British weekly financial newspaper published in London

Financial News is a weekly financial newspaper published in London and news website, founded in 1996. It is published by eFinancial News Limited, and provides news and opinions regarding the financial services sector, and information about its people.

Financial News is owned by Dow Jones & Company, which acquired eFinancial News in 2007. It is part of the Barron's Group division, which also includes Barron's, Factiva, MarketWatch and Mansion Global.

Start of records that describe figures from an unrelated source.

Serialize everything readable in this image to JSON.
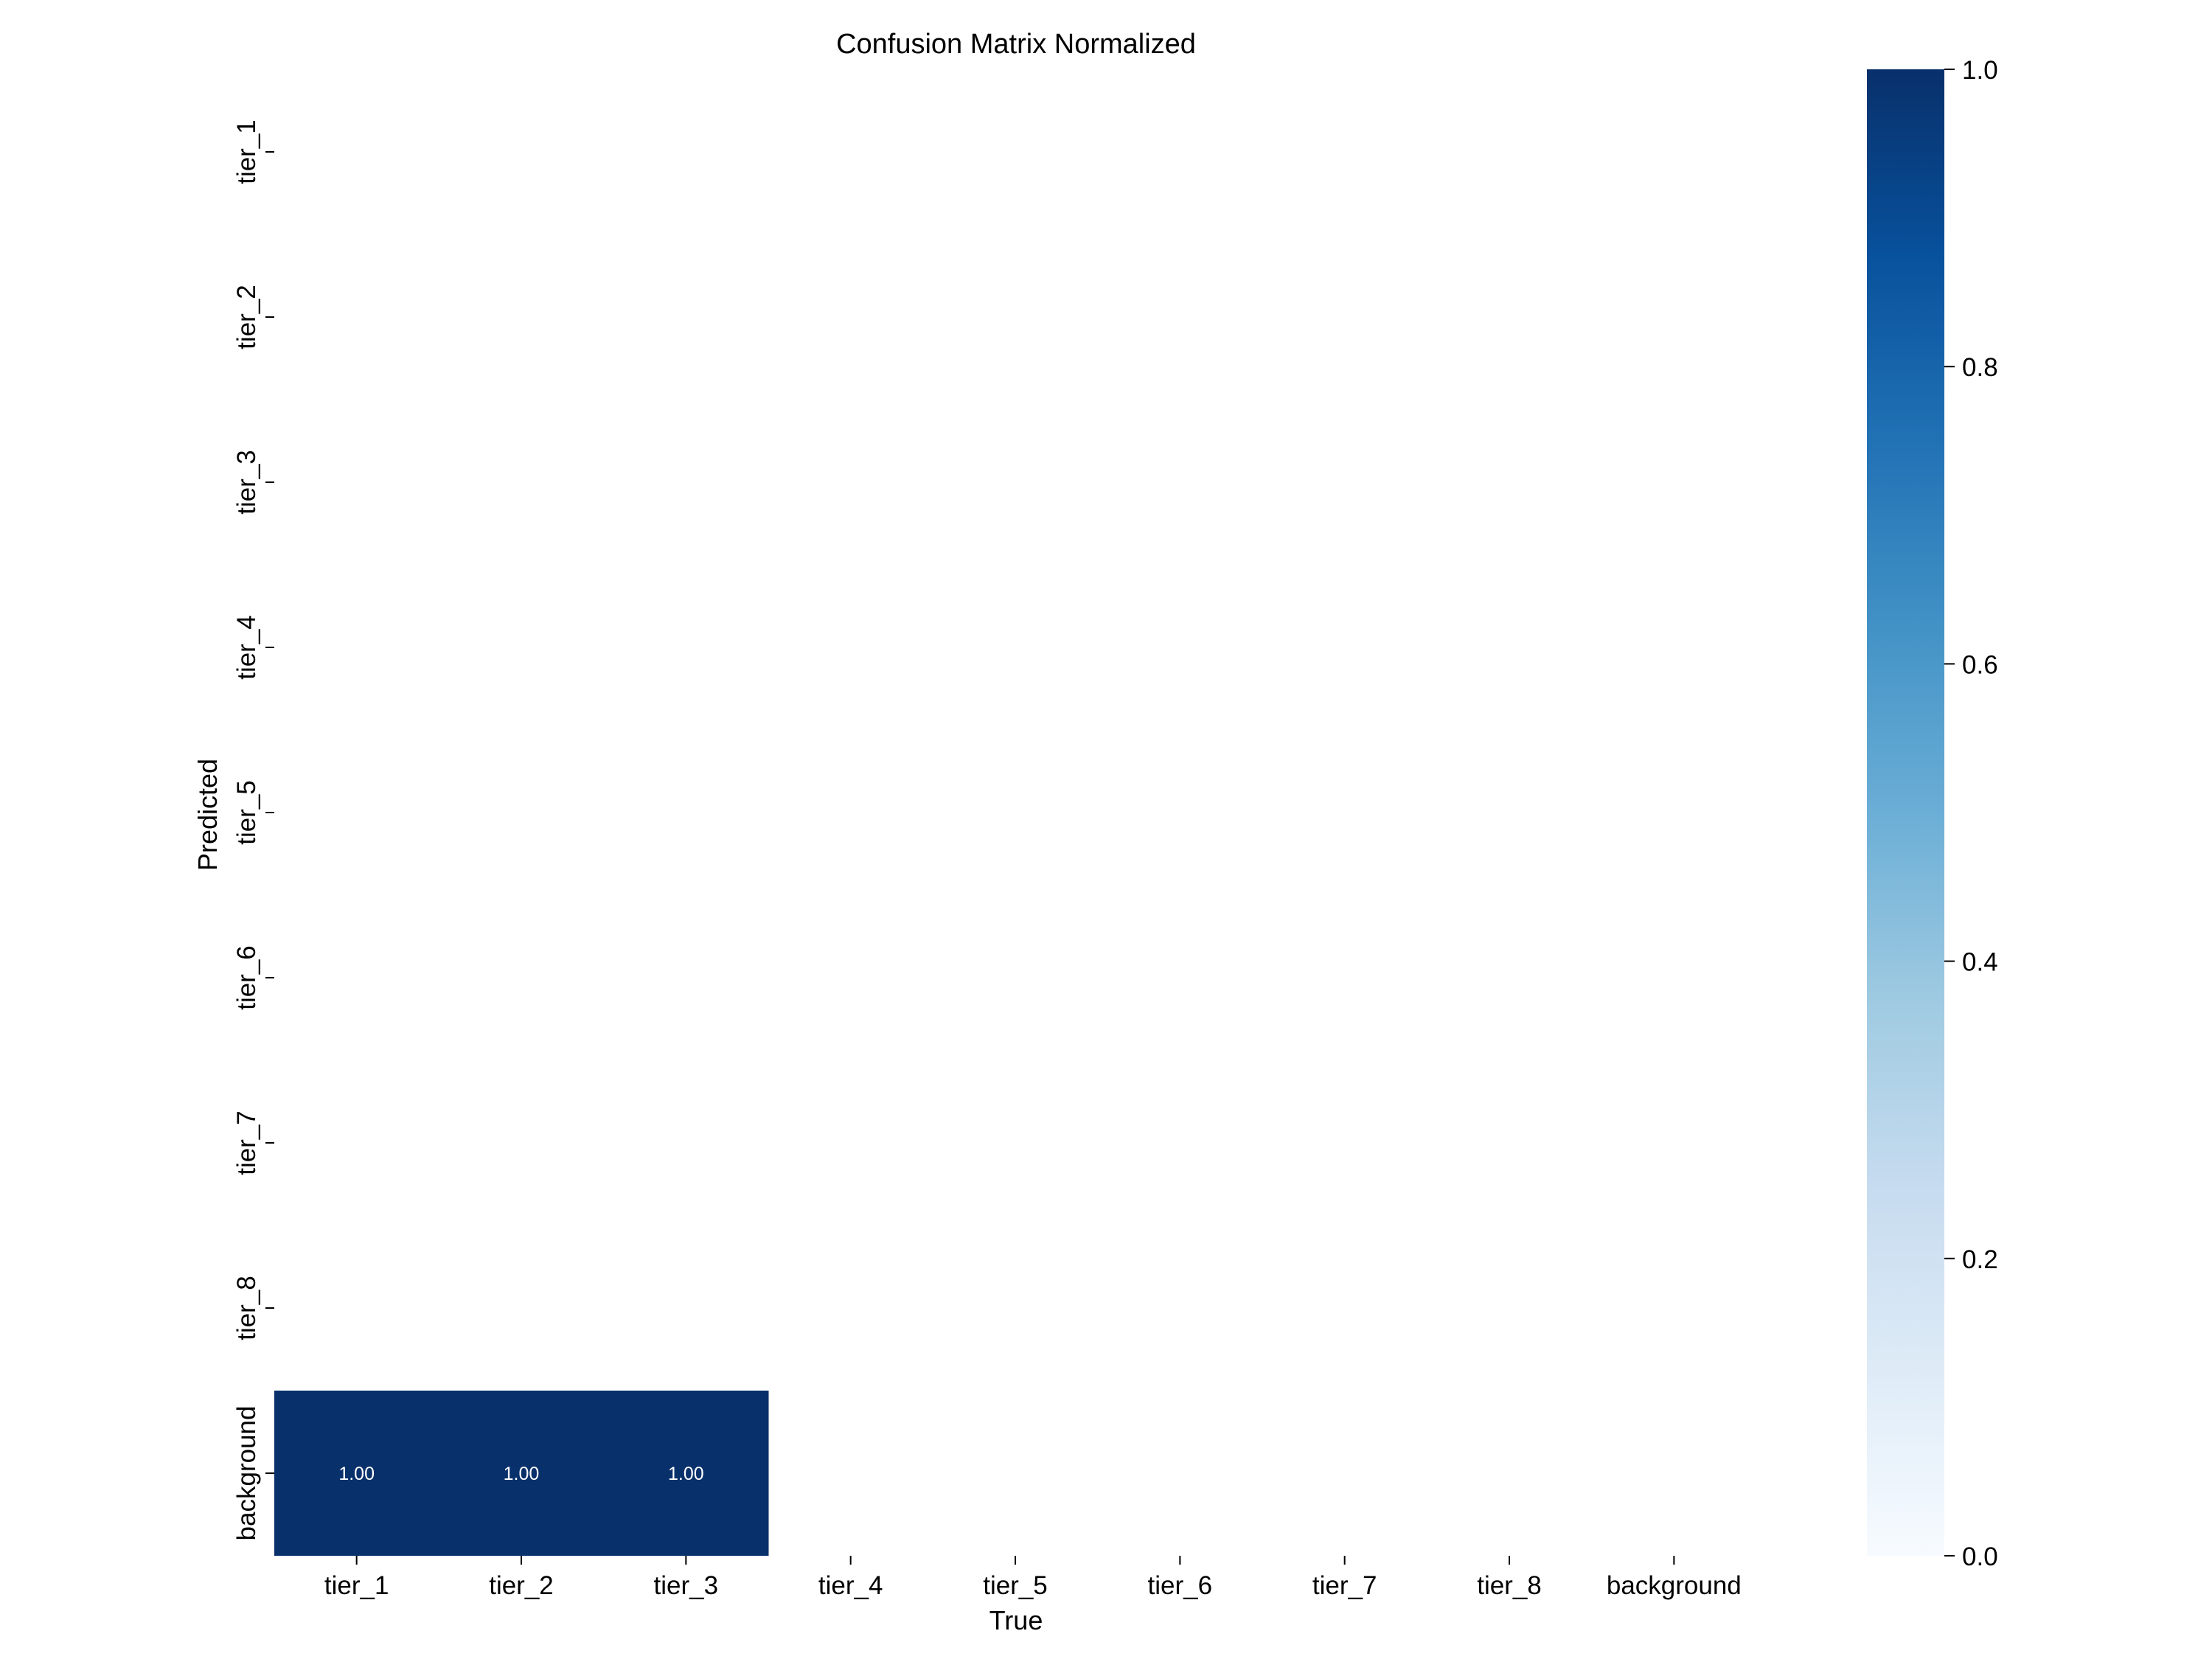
{
  "chart_data": {
    "type": "heatmap",
    "title": "Confusion Matrix Normalized",
    "xlabel": "True",
    "ylabel": "Predicted",
    "x_categories": [
      "tier_1",
      "tier_2",
      "tier_3",
      "tier_4",
      "tier_5",
      "tier_6",
      "tier_7",
      "tier_8",
      "background"
    ],
    "y_categories": [
      "tier_1",
      "tier_2",
      "tier_3",
      "tier_4",
      "tier_5",
      "tier_6",
      "tier_7",
      "tier_8",
      "background"
    ],
    "cells": [
      {
        "row": 8,
        "col": 0,
        "value": 1.0,
        "label": "1.00"
      },
      {
        "row": 8,
        "col": 1,
        "value": 1.0,
        "label": "1.00"
      },
      {
        "row": 8,
        "col": 2,
        "value": 1.0,
        "label": "1.00"
      }
    ],
    "colorbar": {
      "min": 0.0,
      "max": 1.0,
      "ticks": [
        0.0,
        0.2,
        0.4,
        0.6,
        0.8,
        1.0
      ],
      "tick_labels": [
        "0.0",
        "0.2",
        "0.4",
        "0.6",
        "0.8",
        "1.0"
      ],
      "colormap": "Blues",
      "low_color": "#f7fbff",
      "high_color": "#08306b"
    },
    "cell_text_color": "#ffffff"
  }
}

Financial News launched a revamped, mobile-first website and new weekly print edition in January 2017.

==Titles==
In addition to the publication of the Financial News, the company operates FNLondon.com, an updated daily website version of Financial News, and The Private Equity News, which provides daily news and analysis for Europe's private equity industry. The Private Equity News website, launched in 2003, is the counterpart to the weekly Private Equity News hard copy.

==Coverage==

The newspaper and website's coverage is primarily the financial services industry in Europe, UK-focused. It publishes major weekly news and opinion on investment banking, asset management, private equity, fintech, trading and regulation, and information on key personnel moves, recruitment and employment trends, regulation regarding pay, business education, and diversity.

==Circulation==

The ABC Audited average circulation for the Financial News print edition for the six-month period ending June 2016 was 15,808. The readership profile is highly educated and affluent professionals, mainly in the London-based financial services industries. The average annual income of Financial News readers is over 200,000 pounds sterling.

There were 319,728 visits to the main website in June 2016, with about 720,000 page views.